Ancient microbes have been found trapped in crystal deep underground in Hell

Ancient microbes have been found trapped in crystal deep underground in Hell

They come from Hell, are tens of thousands of years old, and scientists have not seen anything quite like them before.

An extraordinary population of microbes has been discovered trapped in crystal in a volcanically heated Mexican cave system where temperatures reach 60C (140F).

Some of them had been there for 60,000 years, shut off from light or oxygen and obtaining energy from minerals.

Attempts to classify the bugs showed that 90% could not be matched with any other micro-organisms catalogued in available databases.

Mario Corsalini by giant gypsum rosette crystals in the Naica mine in Chihuahua.
(Penelope J Boston)

They were also highly diverse, including around 100 different strains made up both of bacteria and other microbes known as archaea.

Five cave chambers, ranging from the size of an average room to a cathedral-like cavern, were explored at the Naica mine in Chihuahua.

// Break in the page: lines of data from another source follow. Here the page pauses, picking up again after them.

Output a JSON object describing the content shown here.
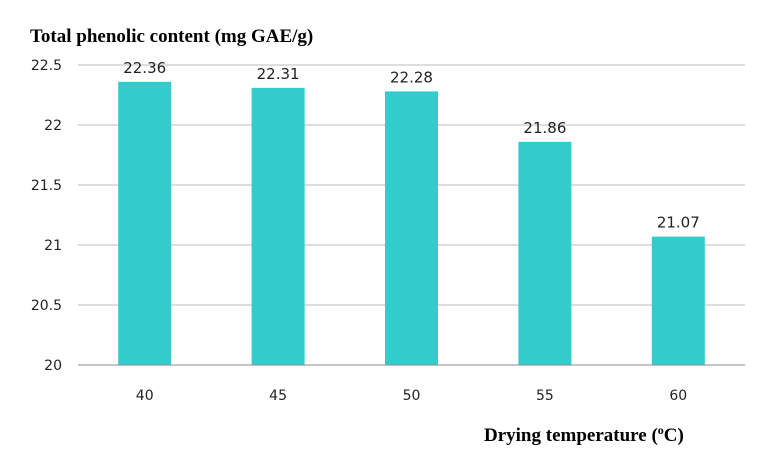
{
  "chart_data": {
    "type": "bar",
    "title": "",
    "ylabel": "Total phenolic content (mg GAE/g)",
    "xlabel_main": "Drying temperature (",
    "xlabel_sup": "o",
    "xlabel_end": "C)",
    "categories": [
      "40",
      "45",
      "50",
      "55",
      "60"
    ],
    "values": [
      22.36,
      22.31,
      22.28,
      21.86,
      21.07
    ],
    "data_labels": [
      "22.36",
      "22.31",
      "22.28",
      "21.86",
      "21.07"
    ],
    "ylim": [
      20,
      22.5
    ],
    "yticks": [
      "20",
      "20.5",
      "21",
      "21.5",
      "22",
      "22.5"
    ],
    "bar_color": "#33CCCC",
    "grid": true,
    "legend": "none"
  }
}
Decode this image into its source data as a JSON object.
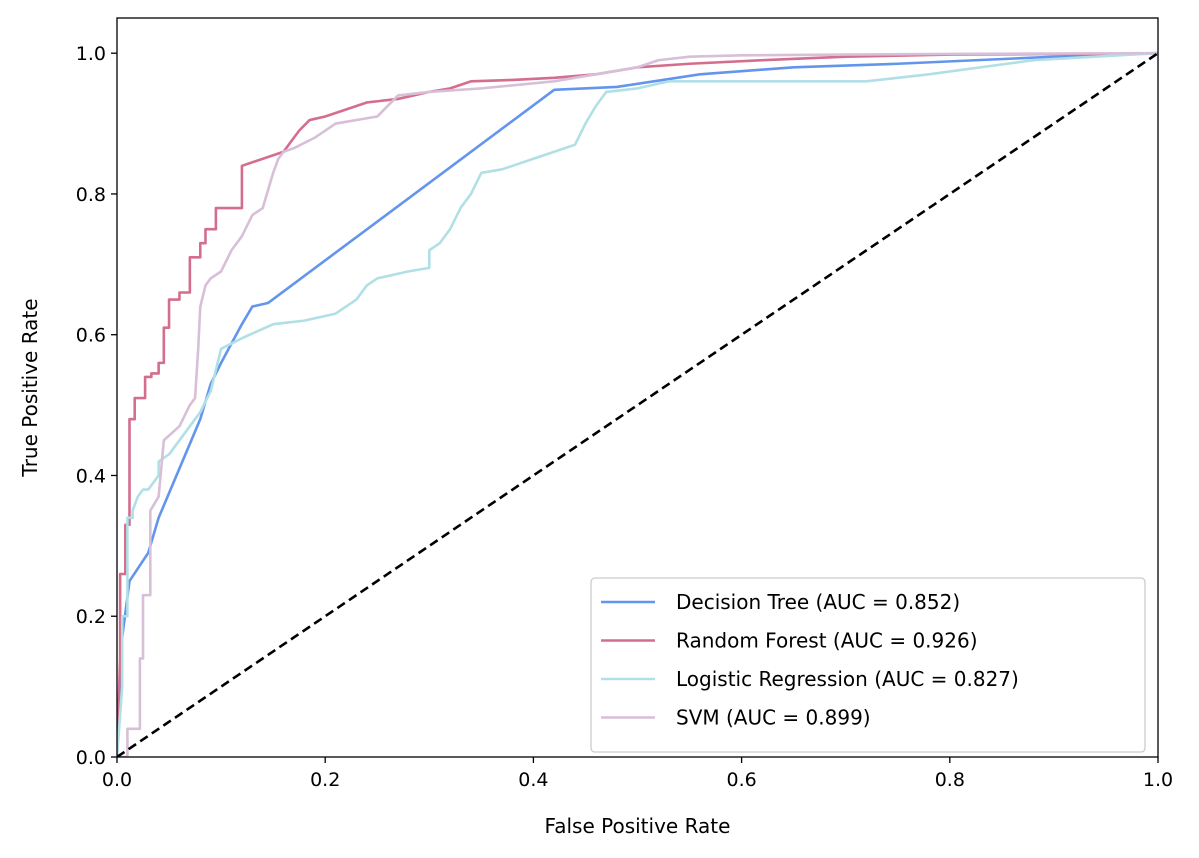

The microbes were contained in small water-filled pockets within the sparkling white crystals, some of which were five metres long and a metre wide.

Dr Penelope Boston, director of Nasa’s Astrobiology Institute, who led the first expedition in 2008, said: “The deepest part we accessed was a place called Hell, very evocatively. That chamber is at the 800-metre level.

A scientist looking at crystals in the Naica mine in Chihuahua.
(Penelope J Boston)

“It was a transformative experience… it really felt strange. It was a very hard environment to work in, but tear-inducingly beautiful. It’s like being inside a geode.”

To protect them from the heat and allow them to breathe, the scientists wore all-covering “space suits”.

Experiments conducted in situ to see if the weird bugs could be cultured were partly successful.

“Much to my surprise we got the things to grow,” said Boston, who was speaking at the American Association for the Advancement of Science (AAAS) annual meeting in Boston, Massachusetts.

Mike Spilde looking at crystals in the Naica mine in Chihuahua
(Penelope J Boston)

“It was laborious. We lost some of them – that’s just the game. They’ve got needs we can’t fulfil. That part of it was really like zoo-keeping.”

She said the bugs were as different to known micro-organisms as humans and fungi.

Boston added: “They’re really showing us what our kind of life can do in terms of manipulating materials. These guys are living in an environment where there’s not organic food as we understand it.”

The bugs may be a foretaste of what to expect if alien microbes are found on Mars or Jupiter’s moon Europa, which has a global ice-covered ocean.